Spain's culture minister, Inigo Mendez de Vigo, received an order from a judge Monday to remove the works, which include paintings, alabaster reliefs and polychromatic wooden coffins, from a museum in the Catalan city of Lleida and return them to the neighboring region of Aragon.
About 500 demonstrators gathered outside the museum and engaged in scuffles with police amid frustrations about the Spanish government's decision to seize control of Catalonia using Article 155 of the Constitution.
"Hands up! This is a robbery!" some protesters shouted.
Lleida Mayor Angel Ros said Article 155 didn't apply to the seizure of "sacred art."
"There is still a long way to go to resolve the litigation over these goods," he said. "We will use all legal means to show that the purchase, by the [Catalan government] was made in accordance with the law and that the works were transferred to the Museum of Lleida with full legality and legitimacy."

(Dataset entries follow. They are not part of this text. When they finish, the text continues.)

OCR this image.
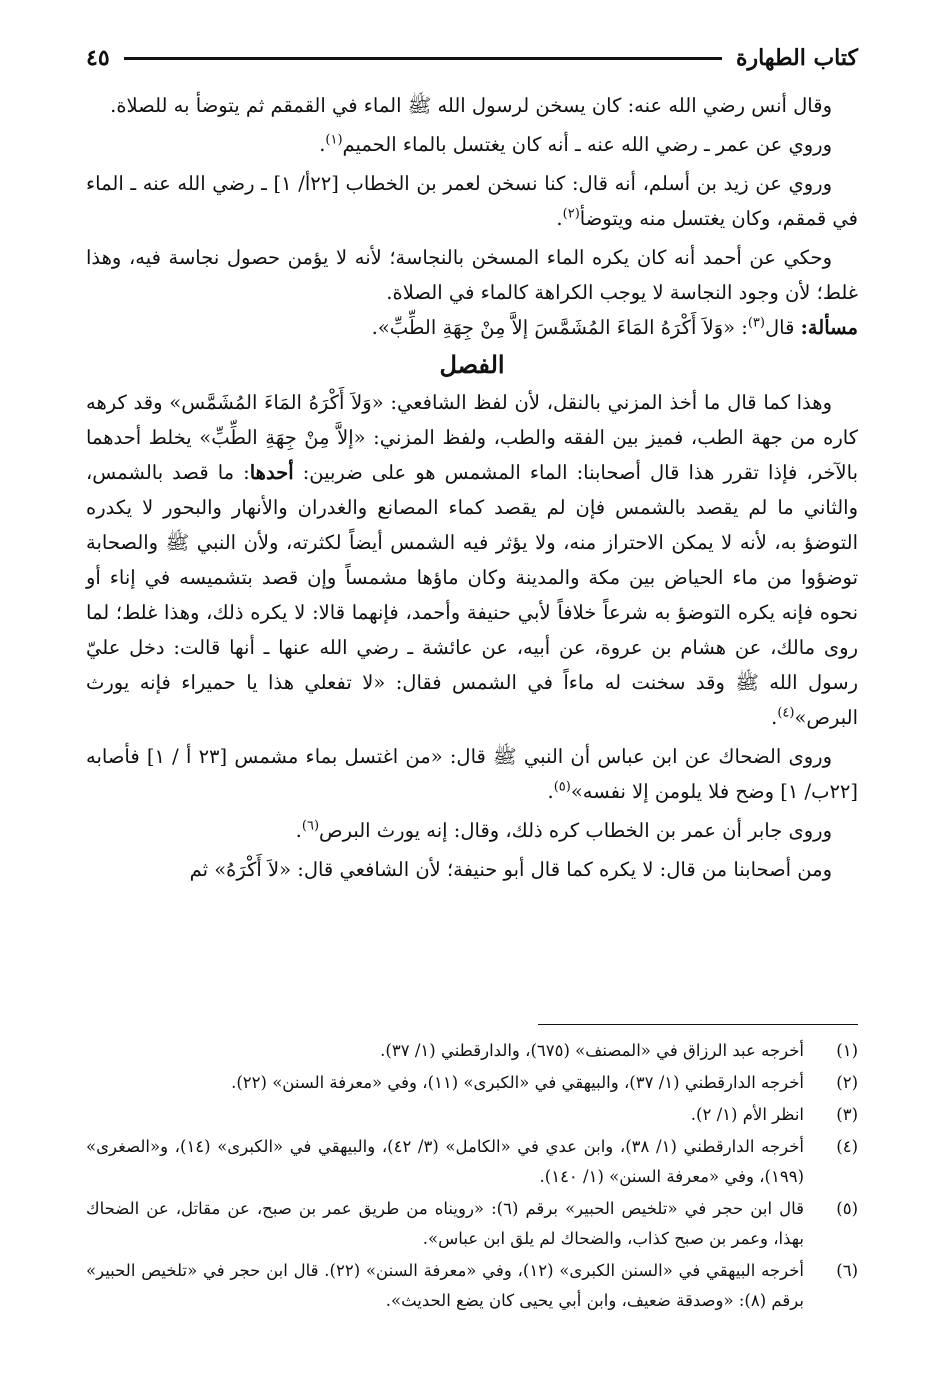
كتاب الطهارة
٤٥

وقال أنس رضي الله عنه: كان يسخن لرسول الله ﷺ الماء في القمقم ثم يتوضأ به للصلاة.

وروي عن عمر ـ رضي الله عنه ـ أنه كان يغتسل بالماء الحميم$^{(١)}$.

وروي عن زيد بن أسلم، أنه قال: كنا نسخن لعمر بن الخطاب [٢٢أ/ ١] ـ رضي الله عنه ـ الماء في قمقم، وكان يغتسل منه ويتوضأ$^{(٢)}$.

وحكي عن أحمد أنه كان يكره الماء المسخن بالنجاسة؛ لأنه لا يؤمن حصول نجاسة فيه، وهذا غلط؛ لأن وجود النجاسة لا يوجب الكراهة كالماء في الصلاة.

مسألة: قال$^{(٣)}$: «وَلاَ أَكْرَهُ المَاءَ المُشَمَّسَ إلاَّ مِنْ جِهَةِ الطِّبِّ».

الفصل

وهذا كما قال ما أخذ المزني بالنقل، لأن لفظ الشافعي: «وَلاَ أَكْرَهُ المَاءَ المُشَمَّس» وقد كرهه كاره من جهة الطب، فميز بين الفقه والطب، ولفظ المزني: «إلاَّ مِنْ جِهَةِ الطِّبِّ» يخلط أحدهما بالآخر، فإذا تقرر هذا قال أصحابنا: الماء المشمس هو على ضربين: أحدها: ما قصد بالشمس، والثاني ما لم يقصد بالشمس فإن لم يقصد كماء المصانع والغدران والأنهار والبحور لا يكدره التوضؤ به، لأنه لا يمكن الاحتراز منه، ولا يؤثر فيه الشمس أيضاً لكثرته، ولأن النبي ﷺ والصحابة توضؤوا من ماء الحياض بين مكة والمدينة وكان ماؤها مشمساً وإن قصد بتشميسه في إناء أو نحوه فإنه يكره التوضؤ به شرعاً خلافاً لأبي حنيفة وأحمد، فإنهما قالا: لا يكره ذلك، وهذا غلط؛ لما روى مالك، عن هشام بن عروة، عن أبيه، عن عائشة ـ رضي الله عنها ـ أنها قالت: دخل عليّ رسول الله ﷺ وقد سخنت له ماءاً في الشمس فقال: «لا تفعلي هذا يا حميراء فإنه يورث البرص»$^{(٤)}$.

وروى الضحاك عن ابن عباس أن النبي ﷺ قال: «من اغتسل بماء مشمس [٢٣ أ / ١] فأصابه [٢٢ب/ ١] وضح فلا يلومن إلا نفسه»$^{(٥)}$.

وروى جابر أن عمر بن الخطاب كره ذلك، وقال: إنه يورث البرص$^{(٦)}$.

ومن أصحابنا من قال: لا يكره كما قال أبو حنيفة؛ لأن الشافعي قال: «لاَ أَكْرَهُ» ثم

(١)
أخرجه عبد الرزاق في «المصنف» (٦٧٥)، والدارقطني (١/ ٣٧).
(٢)
أخرجه الدارقطني (١/ ٣٧)، والبيهقي في «الكبرى» (١١)، وفي «معرفة السنن» (٢٢).
(٣)
انظر الأم (١/ ٢).
(٤)
أخرجه الدارقطني (١/ ٣٨)، وابن عدي في «الكامل» (٣/ ٤٢)، والبيهقي في «الكبرى» (١٤)، و«الصغرى» (١٩٩)، وفي «معرفة السنن» (١/ ١٤٠).
(٥)
قال ابن حجر في «تلخيص الحبير» برقم (٦): «رويناه من طريق عمر بن صبح، عن مقاتل، عن الضحاك بهذا، وعمر بن صبح كذاب، والضحاك لم يلق ابن عباس».
(٦)
أخرجه البيهقي في «السنن الكبرى» (١٢)، وفي «معرفة السنن» (٢٢). قال ابن حجر في «تلخيص الحبير» برقم (٨): «وصدقة ضعيف، وابن أبي يحيى كان يضع الحديث».
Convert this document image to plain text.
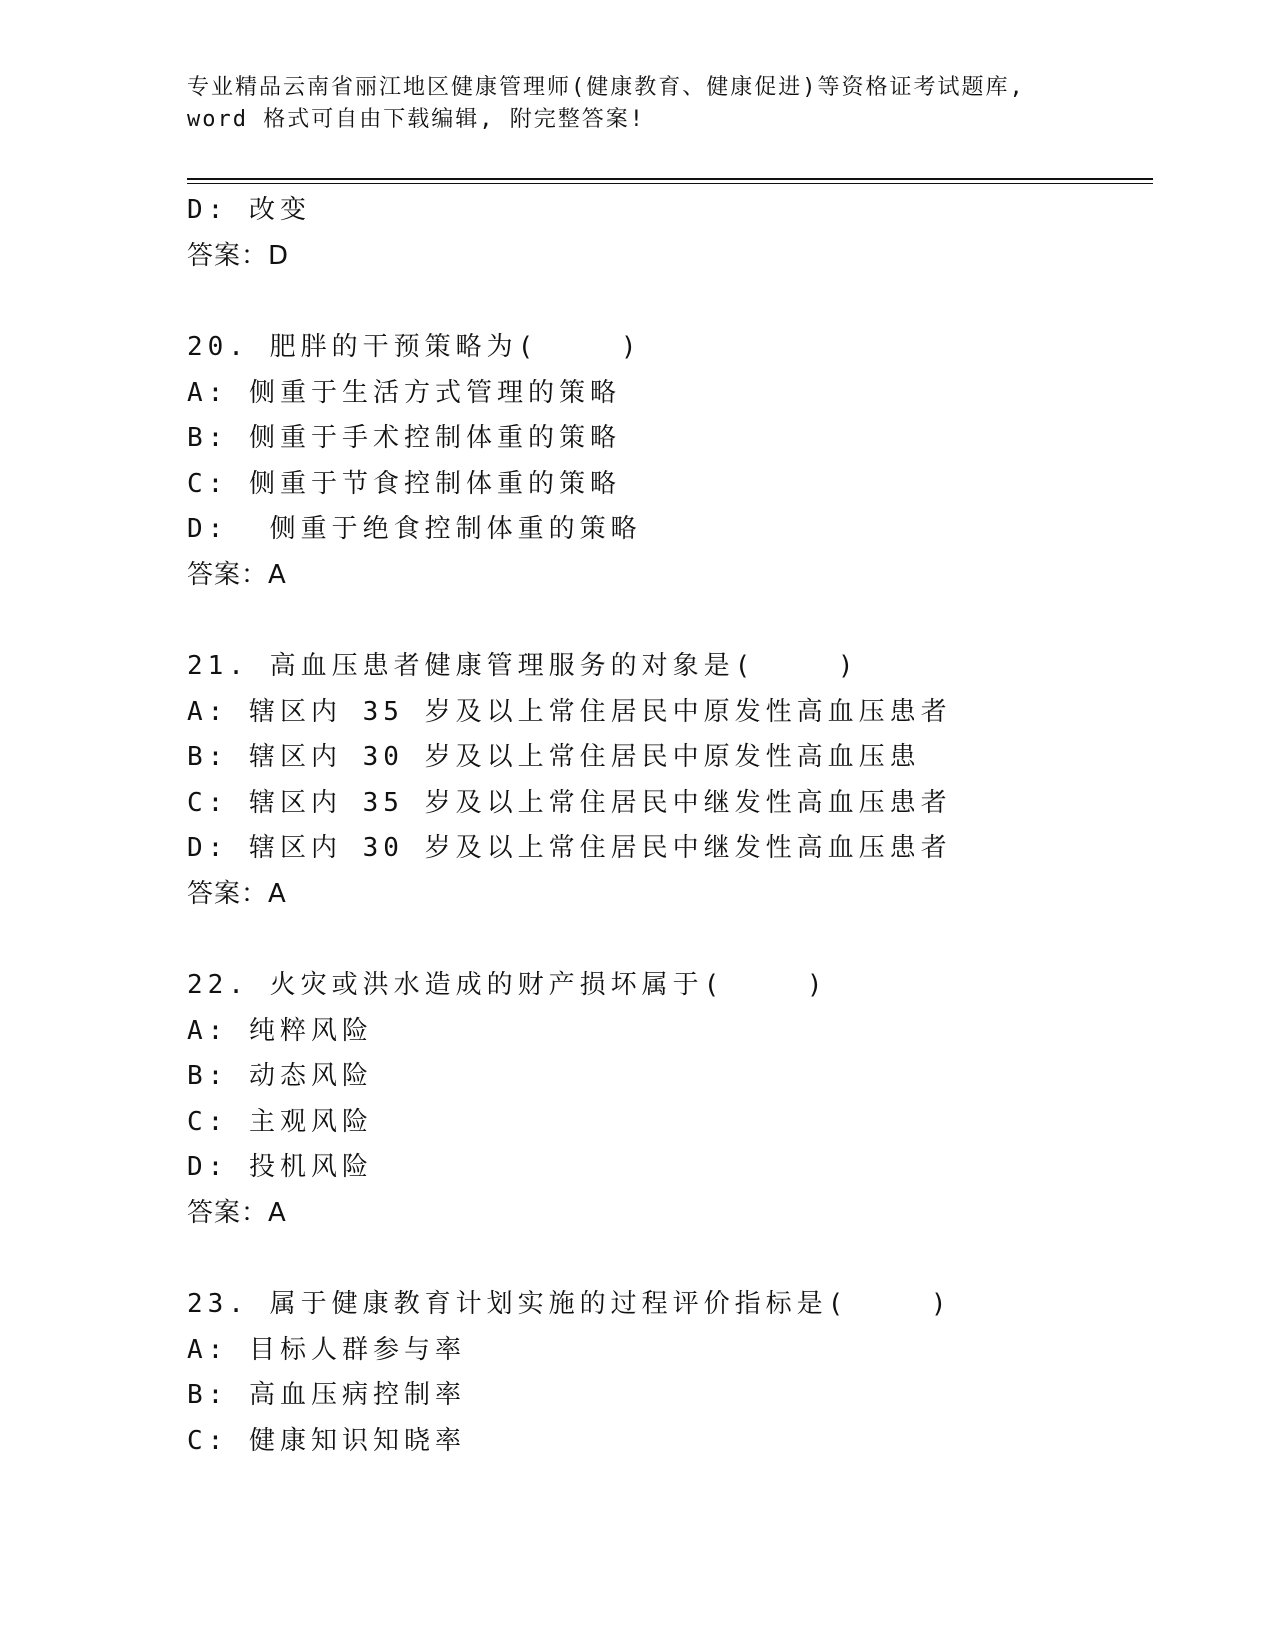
专业精品云南省丽江地区健康管理师(健康教育、健康促进)等资格证考试题库,
word 格式可自由下载编辑, 附完整答案!
D: 改变
答案：D
20. 肥胖的干预策略为(    )
A: 侧重于生活方式管理的策略
B: 侧重于手术控制体重的策略
C: 侧重于节食控制体重的策略
D:  侧重于绝食控制体重的策略
答案：A
21. 高血压患者健康管理服务的对象是(    )
A: 辖区内 35 岁及以上常住居民中原发性高血压患者
B: 辖区内 30 岁及以上常住居民中原发性高血压患
C: 辖区内 35 岁及以上常住居民中继发性高血压患者
D: 辖区内 30 岁及以上常住居民中继发性高血压患者
答案：A
22. 火灾或洪水造成的财产损坏属于(    )
A: 纯粹风险
B: 动态风险
C: 主观风险
D: 投机风险
答案：A
23. 属于健康教育计划实施的过程评价指标是(    )
A: 目标人群参与率
B: 高血压病控制率
C: 健康知识知晓率
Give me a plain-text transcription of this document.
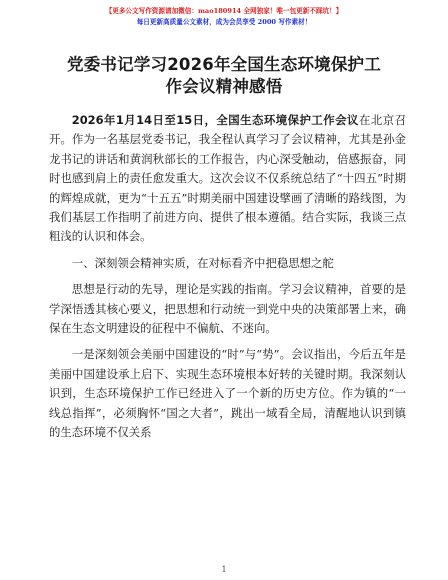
【更多公文写作资源请加微信：mao180914 全网独家！唯一包更新不踩坑！】
每日更新高质量公文素材，成为会员享受 2000 写作素材！
党委书记学习2026年全国生态环境保护工作会议精神感悟

2026年1月14日至15日，全国生态环境保护工作会议在北京召开。作为一名基层党委书记，我全程认真学习了会议精神，尤其是孙金龙书记的讲话和黄润秋部长的工作报告，内心深受触动，倍感振奋，同时也感到肩上的责任愈发重大。这次会议不仅系统总结了“十四五”时期的辉煌成就，更为“十五五”时期美丽中国建设擘画了清晰的路线图，为我们基层工作指明了前进方向、提供了根本遵循。结合实际，我谈三点粗浅的认识和体会。

一、深刻领会精神实质，在对标看齐中把稳思想之舵

思想是行动的先导，理论是实践的指南。学习会议精神，首要的是学深悟透其核心要义，把思想和行动统一到党中央的决策部署上来，确保在生态文明建设的征程中不偏航、不迷向。

一是深刻领会美丽中国建设的“时”与“势”。会议指出，今后五年是美丽中国建设承上启下、实现生态环境根本好转的关键时期。我深刻认识到，生态环境保护工作已经进入了一个新的历史方位。作为镇的“一线总指挥”，必须胸怀“国之大者”，跳出一域看全局，清醒地认识到镇的生态环境不仅关系

1
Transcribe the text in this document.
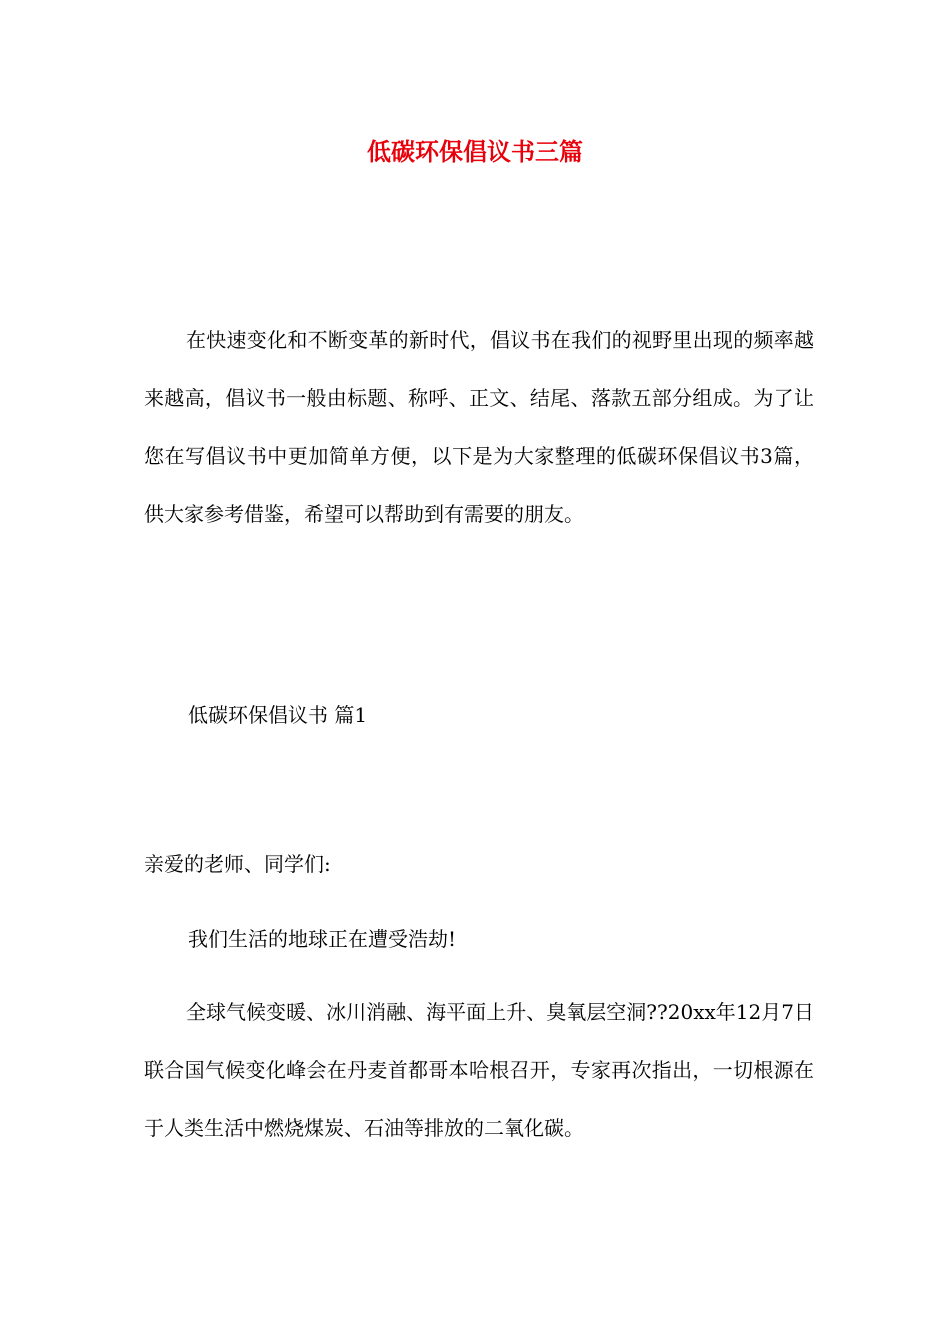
低碳环保倡议书三篇

在快速变化和不断变革的新时代，倡议书在我们的视野里出现的频率越来越高，倡议书一般由标题、称呼、正文、结尾、落款五部分组成。为了让您在写倡议书中更加简单方便，以下是为大家整理的低碳环保倡议书3篇，供大家参考借鉴，希望可以帮助到有需要的朋友。

低碳环保倡议书 篇1
亲爱的老师、同学们:
我们生活的地球正在遭受浩劫!

全球气候变暖、冰川消融、海平面上升、臭氧层空洞??20xx年12月7日联合国气候变化峰会在丹麦首都哥本哈根召开，专家再次指出，一切根源在于人类生活中燃烧煤炭、石油等排放的二氧化碳。
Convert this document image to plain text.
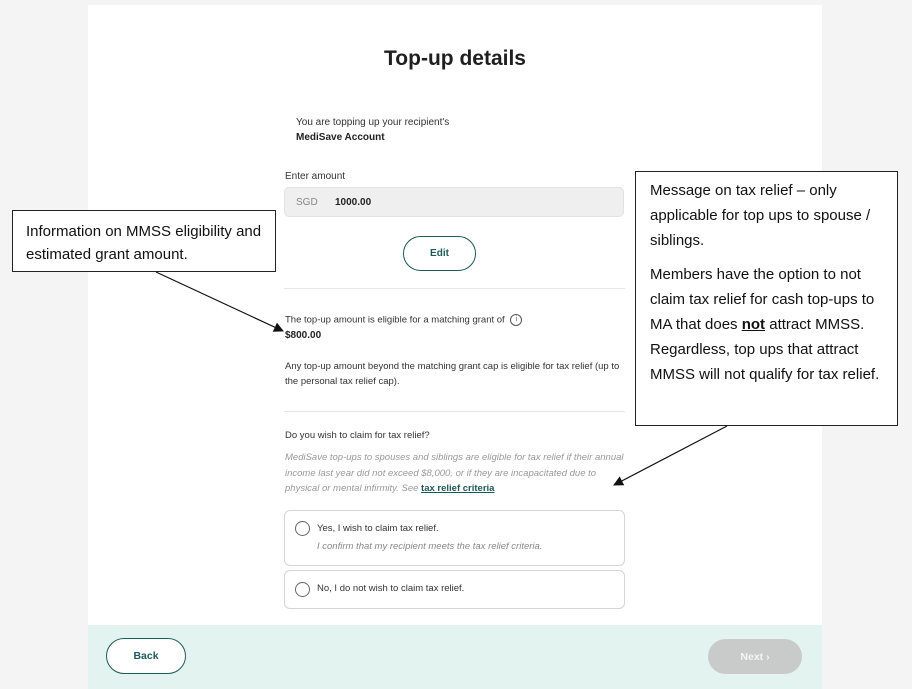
Top-up details
You are topping up your recipient's
MediSave Account
Enter amount
SGD 1000.00
Edit
The top-up amount is eligible for a matching grant of i
$800.00
Any top-up amount beyond the matching grant cap is eligible for tax relief (up to the personal tax relief cap).
Do you wish to claim for tax relief?
MediSave top-ups to spouses and siblings are eligible for tax relief if their annual income last year did not exceed $8,000, or if they are incapacitated due to physical or mental infirmity. See tax relief criteria
Yes, I wish to claim tax relief.
I confirm that my recipient meets the tax relief criteria.
No, I do not wish to claim tax relief.
Back	Next ›
Information on MMSS eligibility and estimated grant amount.

Message on tax relief – only applicable for top ups to spouse / siblings.

Members have the option to not claim tax relief for cash top-ups to MA that does not attract MMSS. Regardless, top ups that attract MMSS will not qualify for tax relief.
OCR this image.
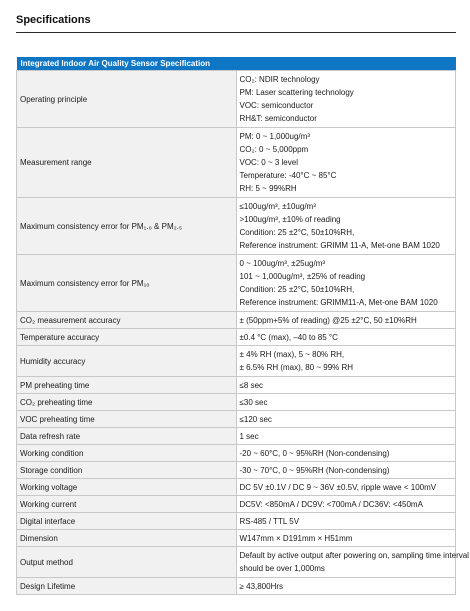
Specifications
Integrated Indoor Air Quality Sensor Specification	
Operating principle	CO₂: NDIR technology
PM: Laser scattering technology
VOC: semiconductor
RH&T: semiconductor

Measurement range	PM: 0 ~ 1,000ug/m³
CO₂: 0 ~ 5,000ppm
VOC: 0 ~ 3 level
Temperature: -40°C ~ 85°C
RH: 5 ~ 99%RH

Maximum consistency error for PM₁.₀ & PM₂.₅	≤100ug/m³, ±10ug/m³
>100ug/m³, ±10% of reading
Condition: 25 ±2°C, 50±10%RH,
Reference instrument: GRIMM 11-A, Met-one BAM 1020

Maximum consistency error for PM₁₀	0 ~ 100ug/m³, ±25ug/m³
101 ~ 1,000ug/m³, ±25% of reading
Condition: 25 ±2°C, 50±10%RH,
Reference instrument: GRIMM11-A, Met-one BAM 1020

CO₂ measurement accuracy	± (50ppm+5% of reading) @25 ±2°C, 50 ±10%RH

Temperature accuracy	±0.4 °C (max), –40 to 85 °C

Humidity accuracy	± 4% RH (max), 5 ~ 80% RH,
± 6.5% RH (max), 80 ~ 99% RH

PM preheating time	≤8 sec

CO₂ preheating time	≤30 sec

VOC preheating time	≤120 sec

Data refresh rate	1 sec

Working condition	-20 ~ 60°C, 0 ~ 95%RH (Non-condensing)

Storage condition	-30 ~ 70°C, 0 ~ 95%RH (Non-condensing)

Working voltage	DC 5V ±0.1V / DC 9 ~ 36V ±0.5V, ripple wave < 100mV

Working current	DC5V: <850mA / DC9V: <700mA / DC36V: <450mA

Digital interface	RS-485 / TTL 5V

Dimension	W147mm × D191mm × H51mm

Output method	Default by active output after powering on, sampling time interval
should be over 1,000ms

Design Lifetime	≥ 43,800Hrs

Former Catalan President Carles Puigdemont wrote a tweet accusing the Spanish government of using the cover of night and the Guardia Civil to "take advantage of a coup d'état to plunder Catalonia with absolute impunity."
The Catalan government purchased the works from the nuns of the Sijena convent in Aragon in the 1980s, although Argonese authorities have argued they were unlawfully sold.
Mayte Perez, the head of the culture department at the government of Aragon, said the Catalan government ignored court orders to surrender the pieces for two years.
"Justice is being done," Perez said.
She said the removal of the museum pieces had nothing to do with politics or the Spanish government's decision to seize Catalonia and remove Puigdemont from office.